Pizza Dough Methods

Pre-ferments and slow fermentation techniques that make home pizza taste like a pizzeria. Each method has its own calculator preset and guide.

🫧 Poolish

Wet pre-ferment (100% hydration), 16-20 hours at room temperature. Gives Neapolitan-style dough extra flavor and an open crumb. Easy for beginners.

Open poolish calculator →

🥐 Biga (coming soon)

Stiff pre-ferment (50% hydration), 12-18 hours cold. Sharper, more bread-like flavor than poolish. Traditional Italian method for ciabatta and Roman-style pizza.

Read biga guide →

🫙 Sourdough

Wild yeast starter, 48-72h cold ferment. Most flavor, most planning, no commercial yeast needed. Our calculator handles starter hydration automatically.

Open sourdough calculator →

❄️ Cold Fermentation

Any dough, 24-72 hours in the fridge after bulk rise. Adds flavor without requiring a pre-ferment. Simplest way to upgrade from same-day dough.

Read cold ferment guide →

Which method should you use?

The right method depends on how much time you have and what flavour you want. Here's a quick comparison.

Method Time needed Best for Difficulty
Direct dough2-4 hoursSame-day pizza, beginnersEasy
Cold fermentation24-72 hoursDinner-prep flexibility, deeper flavourEasy
Poolish16-24 hours totalOpen crumb, Neapolitan-styleMedium
Biga14-22 hours totalStronger structure, NY/RomanMedium
Sourdough48-72 hours + active starterMost complex flavour, no commercial yeastHard

Why use a pre-ferment at all?

A pre-ferment is a small portion of dough mixed and fermented separately before the final dough. The long, slow fermentation breaks down starches into simpler sugars, develops gluten without kneading, and produces lactic and acetic acids that give finished pizza a complex, slightly tangy flavour. It also makes the crust easier to digest because much of the work has been done by yeast and bacteria before you eat it.

If you've ever wondered why pizzeria dough tastes different from quick home dough, the answer is almost always time. A poolish or biga added to a 24-hour cold-fermented dough gets you 80% of the way to that pizzeria flavour with about 5 minutes of extra work the night before.

Common questions

Can I combine methods?

Yes, this is what most professional pizzerias do. The most common combination is poolish (or biga) plus cold fermentation. Mix the pre-ferment in the evening, build the final dough the next morning, then cold-ferment the bulk in the fridge for 24-48 hours before shaping. This gives you the depth of pre-ferment plus the convenience of fitting a long cold ferment around your schedule.

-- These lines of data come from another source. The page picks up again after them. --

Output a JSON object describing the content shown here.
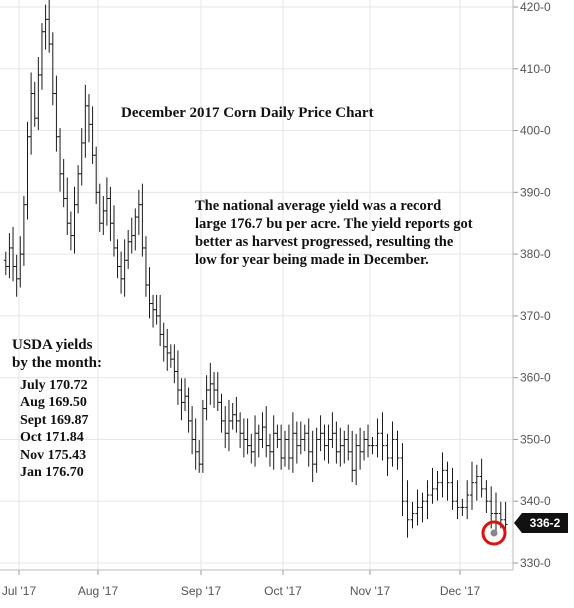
{
  "chart_data": {
    "type": "ohlc",
    "title": "December 2017 Corn Daily Price Chart",
    "y_ticks": [
      "420-0",
      "410-0",
      "400-0",
      "390-0",
      "380-0",
      "370-0",
      "360-0",
      "350-0",
      "340-0",
      "330-0"
    ],
    "y_tick_values": [
      420,
      410,
      400,
      390,
      380,
      370,
      360,
      350,
      340,
      330
    ],
    "ylim": [
      328,
      422
    ],
    "x_ticks": [
      "Jul '17",
      "Aug '17",
      "Sep '17",
      "Oct '17",
      "Nov '17",
      "Dec '17"
    ],
    "last_price": "336-2",
    "colors": {
      "bars": "#1a1a1a",
      "grid": "#e6e6e6",
      "highlight_circle": "#e01010",
      "badge": "#111111"
    },
    "segments": [
      {
        "month_index": 0,
        "values": [
          378,
          381,
          378,
          376,
          380,
          388,
          399,
          406,
          402,
          409,
          416,
          418,
          414,
          406,
          399,
          393,
          389,
          385,
          383,
          388,
          393,
          398,
          404,
          401,
          396,
          390
        ]
      },
      {
        "month_index": 1,
        "values": [
          385,
          387,
          389,
          385,
          381,
          378,
          376,
          379,
          382,
          383,
          386,
          388,
          381,
          375,
          372,
          371,
          370,
          367,
          365,
          364,
          363,
          361,
          358,
          356,
          357,
          353,
          350,
          348,
          346
        ]
      },
      {
        "month_index": 2,
        "values": [
          355,
          358,
          359,
          358,
          356,
          353,
          351,
          353,
          354,
          353,
          351,
          350,
          349,
          348,
          351,
          350,
          352,
          349,
          348,
          351,
          350,
          347
        ]
      },
      {
        "month_index": 3,
        "values": [
          350,
          347,
          351,
          349,
          350,
          351,
          348,
          346,
          350,
          351,
          349,
          350,
          351,
          348,
          349,
          350,
          348,
          345,
          349,
          348,
          350,
          349
        ]
      },
      {
        "month_index": 4,
        "values": [
          349,
          351,
          349,
          347,
          350,
          347,
          340,
          337,
          338,
          339,
          340,
          341,
          342,
          343,
          345,
          343,
          340,
          339
        ]
      },
      {
        "month_index": 5,
        "values": [
          339,
          341,
          343,
          344,
          342,
          340,
          338,
          338,
          337,
          336.25
        ]
      }
    ]
  },
  "annotations": {
    "note_lines": [
      "The national average yield was a record",
      "large 176.7 bu per acre. The yield reports got",
      "better as harvest progressed, resulting the",
      "low for year being made in December."
    ],
    "yields_heading_lines": [
      "USDA yields",
      "by the month:"
    ],
    "yields_lines": [
      "July 170.72",
      "Aug 169.50",
      "Sept 169.87",
      "Oct  171.84",
      "Nov 175.43",
      "Jan  176.70"
    ]
  }
}
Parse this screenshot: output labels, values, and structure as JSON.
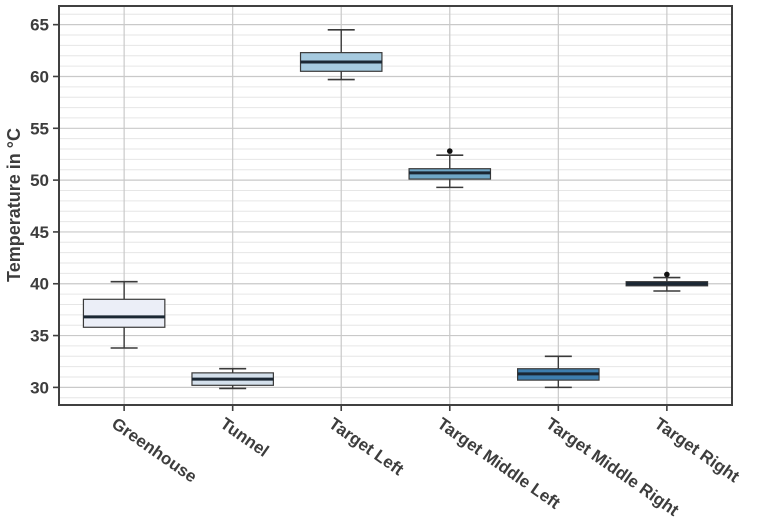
{
  "chart_data": {
    "type": "boxplot",
    "title": "",
    "xlabel": "",
    "ylabel": "Temperature in °C",
    "categories": [
      "Greenhouse",
      "Tunnel",
      "Target Left",
      "Target Middle Left",
      "Target Middle Right",
      "Target Right"
    ],
    "y_ticks": [
      30,
      35,
      40,
      45,
      50,
      55,
      60,
      65
    ],
    "ylim": [
      28.3,
      66.8
    ],
    "grid": {
      "major_step": 5,
      "minor_step": 1,
      "minor_on": true,
      "vertical_major_at_categories": true
    },
    "legend": "none",
    "series": [
      {
        "category": "Greenhouse",
        "min": 33.8,
        "q1": 35.8,
        "median": 36.8,
        "q3": 38.5,
        "max": 40.2,
        "outliers": [],
        "fill": "#EBEEF7"
      },
      {
        "category": "Tunnel",
        "min": 29.9,
        "q1": 30.2,
        "median": 30.8,
        "q3": 31.4,
        "max": 31.8,
        "outliers": [],
        "fill": "#D4E0EC"
      },
      {
        "category": "Target Left",
        "min": 59.7,
        "q1": 60.5,
        "median": 61.4,
        "q3": 62.3,
        "max": 64.5,
        "outliers": [],
        "fill": "#A6CADF"
      },
      {
        "category": "Target Middle Left",
        "min": 49.3,
        "q1": 50.1,
        "median": 50.7,
        "q3": 51.1,
        "max": 52.4,
        "outliers": [
          52.8
        ],
        "fill": "#6FA7C7"
      },
      {
        "category": "Target Middle Right",
        "min": 30.0,
        "q1": 30.7,
        "median": 31.3,
        "q3": 31.8,
        "max": 33.0,
        "outliers": [],
        "fill": "#3D7EAE"
      },
      {
        "category": "Target Right",
        "min": 39.3,
        "q1": 39.8,
        "median": 40.0,
        "q3": 40.2,
        "max": 40.6,
        "outliers": [
          40.9
        ],
        "fill": "#283A4A"
      }
    ],
    "style": {
      "panel_border_color": "#404040",
      "major_grid_color": "#C9C9C9",
      "minor_grid_color": "#E6E6E6",
      "box_stroke_color": "#3A3A3A",
      "median_color": "#1B2733",
      "whisker_color": "#3A3A3A",
      "outlier_color": "#111111",
      "text_color": "#3D3D3D",
      "background_color": "#FFFFFF",
      "x_label_angle_deg": 35
    }
  }
}
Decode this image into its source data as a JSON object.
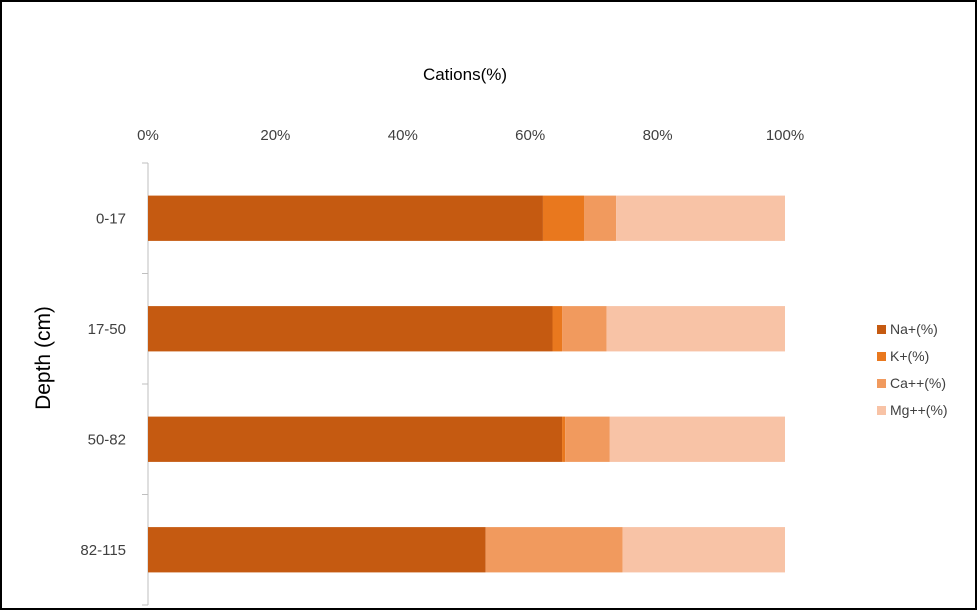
{
  "chart_data": {
    "type": "bar",
    "orientation": "horizontal",
    "stacked": "percent",
    "title": "Cations(%)",
    "xlabel": "",
    "ylabel": "Depth (cm)",
    "xlim": [
      0,
      100
    ],
    "x_ticks": [
      "0%",
      "20%",
      "40%",
      "60%",
      "80%",
      "100%"
    ],
    "x_axis_position": "top",
    "grid": false,
    "legend_position": "right",
    "categories": [
      "0-17",
      "17-50",
      "50-82",
      "82-115"
    ],
    "series": [
      {
        "name": "Na+(%)",
        "color": "#C55A11",
        "values": [
          62,
          63.5,
          65,
          53
        ]
      },
      {
        "name": "K+(%)",
        "color": "#E9781E",
        "values": [
          6.5,
          1.5,
          0.5,
          0
        ]
      },
      {
        "name": "Ca++(%)",
        "color": "#F19A5E",
        "values": [
          5,
          7,
          7,
          21.5
        ]
      },
      {
        "name": "Mg++(%)",
        "color": "#F8C3A6",
        "values": [
          26.5,
          28,
          27.5,
          25.5
        ]
      }
    ]
  }
}
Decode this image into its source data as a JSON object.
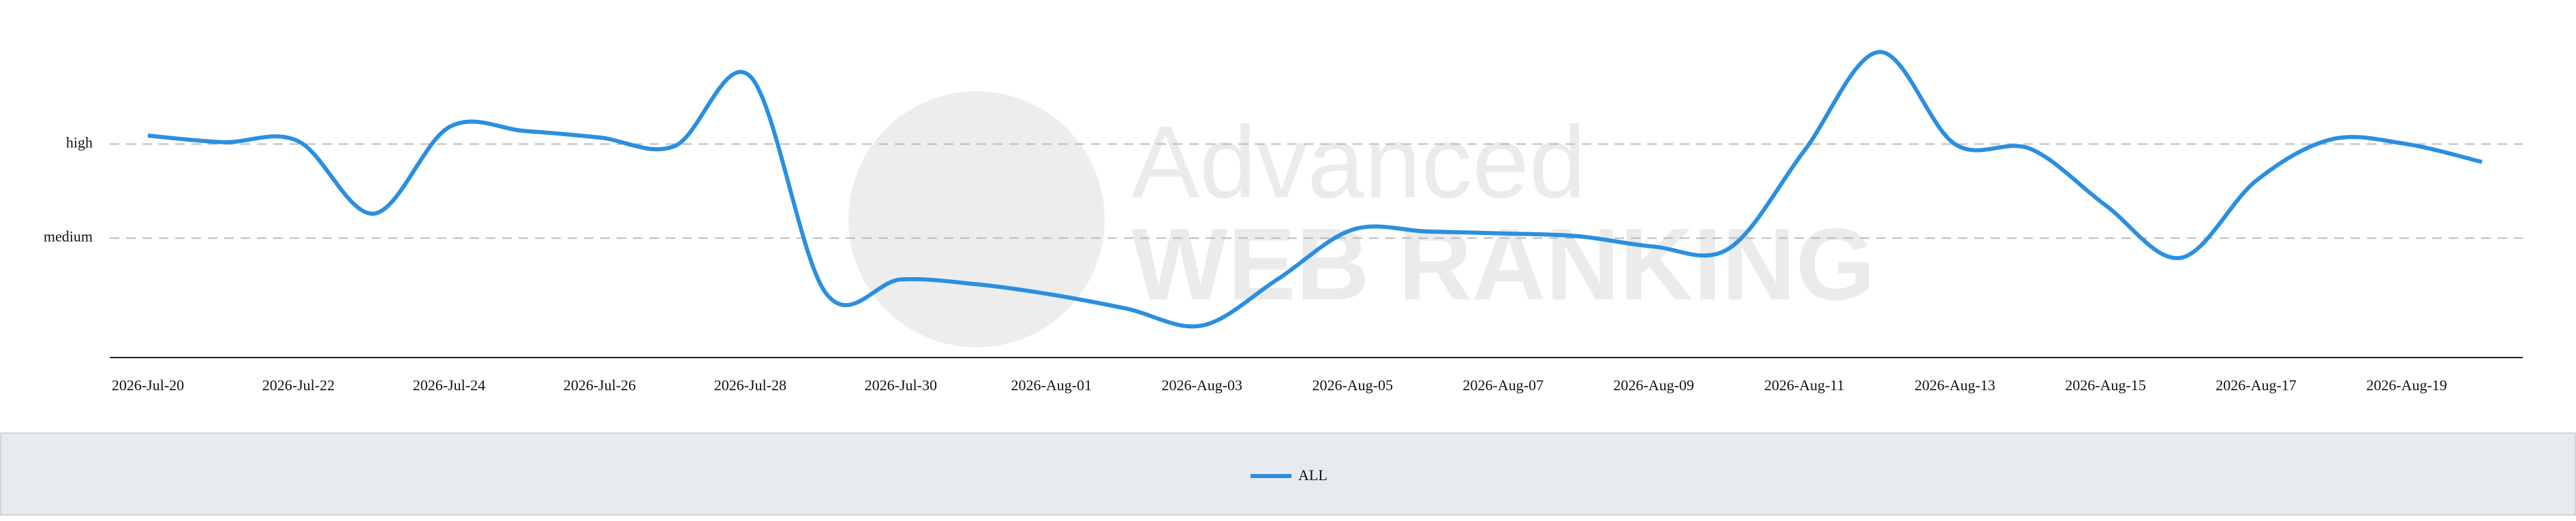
{
  "chart_data": {
    "type": "line",
    "watermark": [
      "Advanced",
      "WEB RANKING"
    ],
    "categories": [
      "2026-Jul-20",
      null,
      "2026-Jul-22",
      null,
      "2026-Jul-24",
      null,
      "2026-Jul-26",
      null,
      "2026-Jul-28",
      null,
      "2026-Jul-30",
      null,
      "2026-Aug-01",
      null,
      "2026-Aug-03",
      null,
      "2026-Aug-05",
      null,
      "2026-Aug-07",
      null,
      "2026-Aug-09",
      null,
      "2026-Aug-11",
      null,
      "2026-Aug-13",
      null,
      "2026-Aug-15",
      null,
      "2026-Aug-17",
      null,
      "2026-Aug-19",
      null
    ],
    "series": [
      {
        "name": "ALL",
        "color": "#2b8fe0",
        "values": [
          2.09,
          2.02,
          2.03,
          1.26,
          2.18,
          2.14,
          2.07,
          1.98,
          2.72,
          0.42,
          0.56,
          0.51,
          0.4,
          0.25,
          0.07,
          0.56,
          1.09,
          1.07,
          1.05,
          1.02,
          0.91,
          0.89,
          1.93,
          2.98,
          2.0,
          1.95,
          1.35,
          0.79,
          1.61,
          2.05,
          2.0,
          1.81
        ]
      }
    ],
    "ylim": [
      -0.27,
      3.17
    ],
    "yticks": [
      {
        "value": 1,
        "label": "medium"
      },
      {
        "value": 2,
        "label": "high"
      }
    ],
    "grid": true,
    "legend": "bottom"
  }
}
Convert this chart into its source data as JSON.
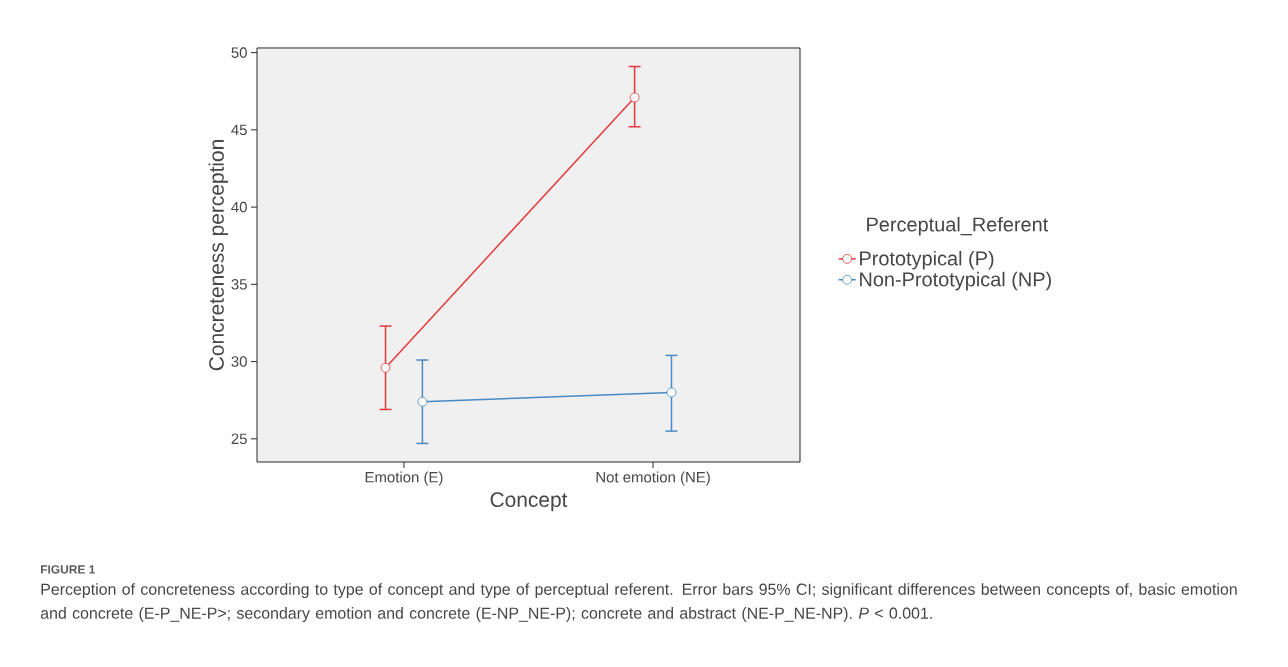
{
  "chart_data": {
    "type": "line",
    "title": "FIGURE 1",
    "xlabel": "Concept",
    "ylabel": "Concreteness perception",
    "legend_title": "Perceptual_Referent",
    "categories": [
      "Emotion (E)",
      "Not emotion (NE)"
    ],
    "series": [
      {
        "name": "Prototypical (P)",
        "color": "#e3393c",
        "values": [
          29.6,
          47.1
        ],
        "errors": [
          [
            26.9,
            32.3
          ],
          [
            45.2,
            49.1
          ]
        ]
      },
      {
        "name": "Non-Prototypical (NP)",
        "color": "#4a8ac4",
        "values": [
          27.4,
          28.0
        ],
        "errors": [
          [
            24.7,
            30.1
          ],
          [
            25.5,
            30.4
          ]
        ]
      }
    ],
    "ylim": [
      23.5,
      50.3
    ],
    "yticks": [
      25,
      30,
      35,
      40,
      45,
      50
    ],
    "grid": false,
    "legend": "right",
    "marker": "circle",
    "line_style": "solid",
    "annotations": [
      "Perception of concreteness according to type of concept and type of perceptual referent. Error bars 95% CI; significant differences between concepts of, basic emotion and concrete (E-P_NE-P>; secondary emotion and concrete (E-NP_NE-P); concrete and abstract (NE-P_NE-NP). *P* < 0.001."
    ]
  }
}
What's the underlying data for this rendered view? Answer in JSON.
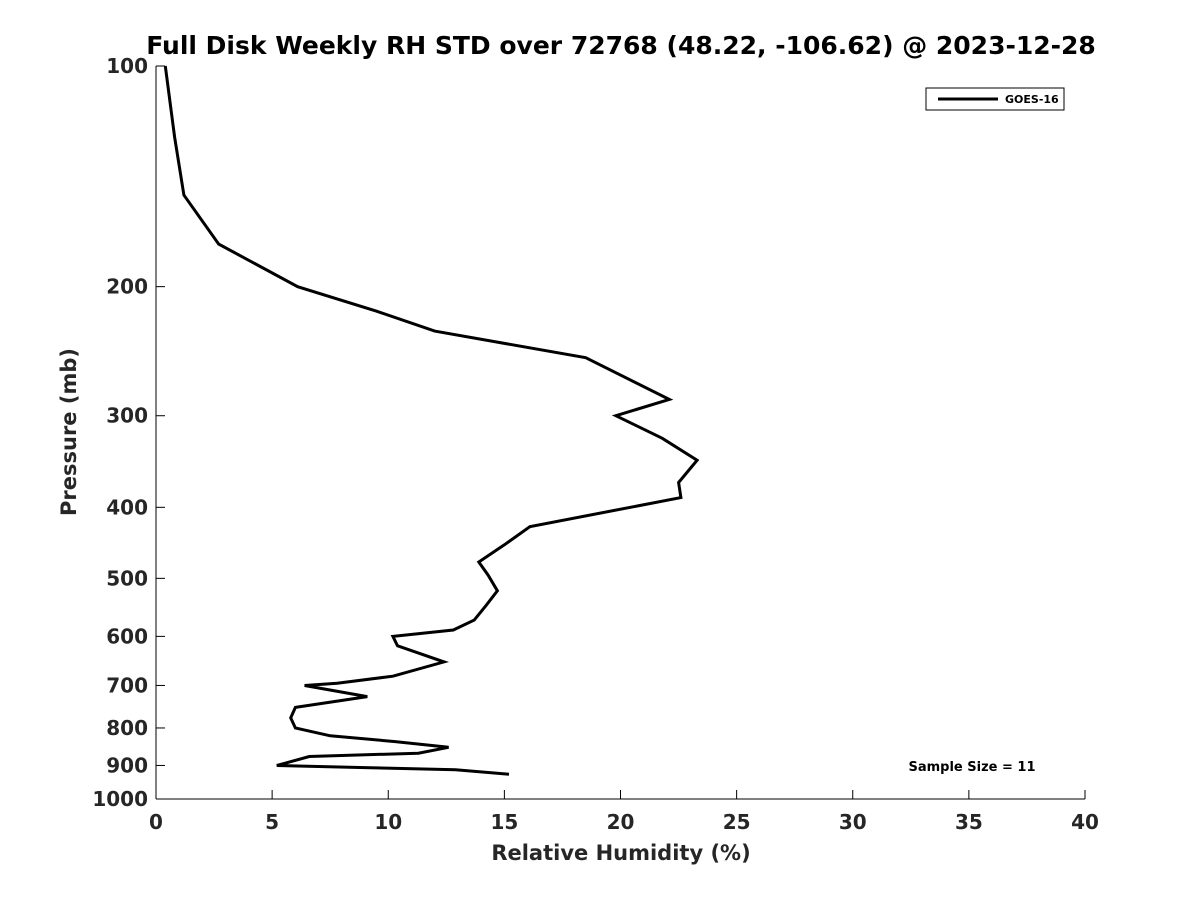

Which method has the most flavour?

Sourdough, by some distance. The wild yeast and lactic acid bacteria in a mature starter produce a wider range of flavour compounds than commercial yeast can. Sourdough is also the most demanding method — you need to keep a starter alive, time the bulk fermentation around its activity, and accept that some batches will be more sour than others. For pure flavour-per-minute-of-work, poolish or biga combined with cold fermentation is hard to beat.

Do I need a calculator for these methods?

Strongly recommended. Pre-ferments add another layer of baker's percentage math: the poolish has its own flour, water, and yeast, which then gets subtracted from the final dough's totals. Doing this by hand on a 4-pizza batch is error-prone. The calculator handles all the bookkeeping — toggle Poolish or Biga under Pre-ferment and it splits the totals automatically.

Is one method better for cold-fermenting?

Cold fermentation works with any method, but biga handles long cold ferments better than poolish because of its lower hydration and stronger gluten structure. Poolish past 48 hours in the fridge can over-acidify and weaken the dough. Biga is more forgiving for 60-72 hour cold ferments. For shorter ferments (24-48h), either works well.